The Slingsby T.8 Kirby Tutor was a single-seat sport glider produced from 1937, by Fred Slingsby in Kirbymoorside, Yorkshire.

==Design and development==
The T.8 Kirby Tutor (a.k.a. Taper-wing Kadet) came about at the request of the Midland Gliding Club which wanted a higher performance aircraft to progress to after the T.7 Kirby Kadet. John Sproule adapted the wings from a BAC VII to fit onto the T.7 Kirby Kadet fuselage. The higher-aspect ratio wings gave a measurable increase in performance for minimum cost. Gliding clubs could also elect to buy the wings alone and fit them to Kirby Kadet fuselages as required. Post-war the absence of spoilers was rectified by a modification which was applied to most surviving aircraft.

==History==
The T.8 Kirby Tutor was immediately popular but only seven complete aircraft were sold before the outbreak of World War II, as well as kits of parts, spares and sets of wings (for retrofit to T.7 Kirby Kadets). The T.8 Tutor was also produced for use by the Air Training Corps, being renamed Slingsby T.8 Cadet TX Mk.2. Sixty-two Cadet TX Mk.2s were ordered from 1944 with simple windscreens and landing wheels.

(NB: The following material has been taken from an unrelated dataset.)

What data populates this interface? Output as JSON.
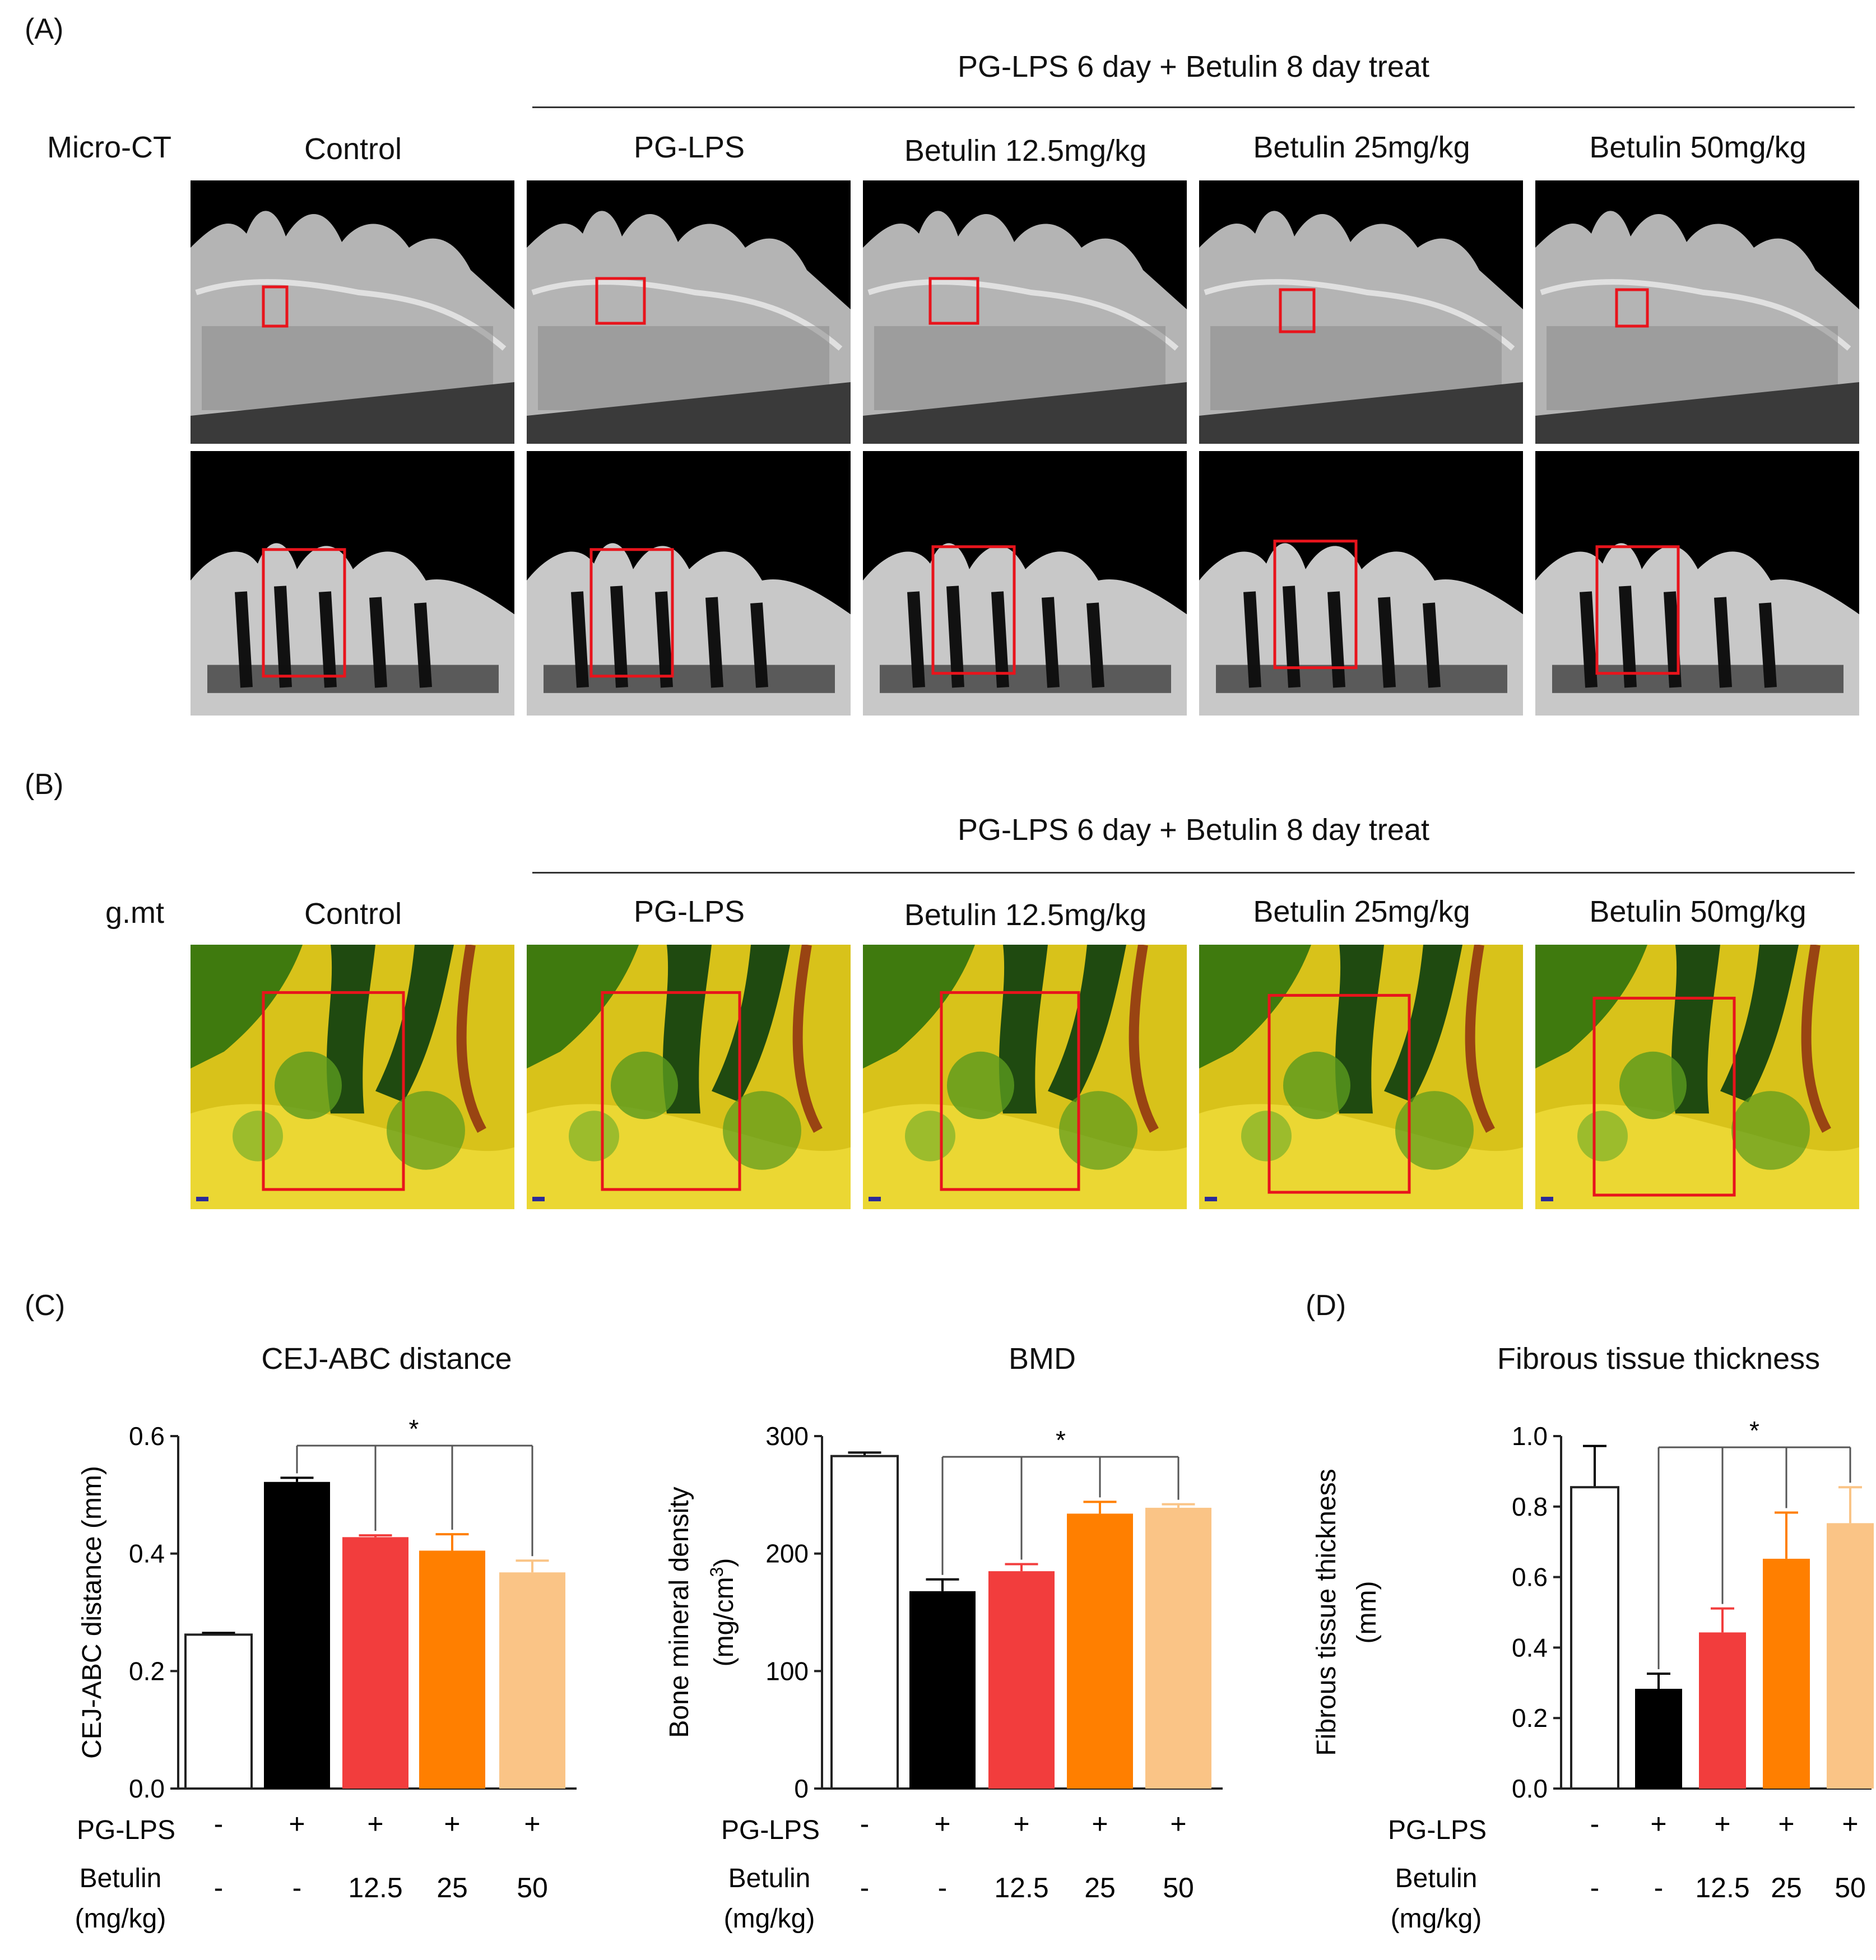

Postwar Slingsby sub-contracted Martin Hearn Ltd to build 25 new T.7 Kirby Kadets and 25 new T.8 Kirby Tutors and these were followed by about a dozen more built by Slingsby at Kirbymoorside. The interchangeability of the components led to many hybrid aircraft having wings and fuselages of all types mixed together. During the 1960s the numbers dwindled, especially when an urgent inspection of the main-spars was called for. The cost of the inspection and resultant rectification work often exceeded the value of the aircraft, with many being withdrawn from use. An example is on display at the Gliding Heritage Centre.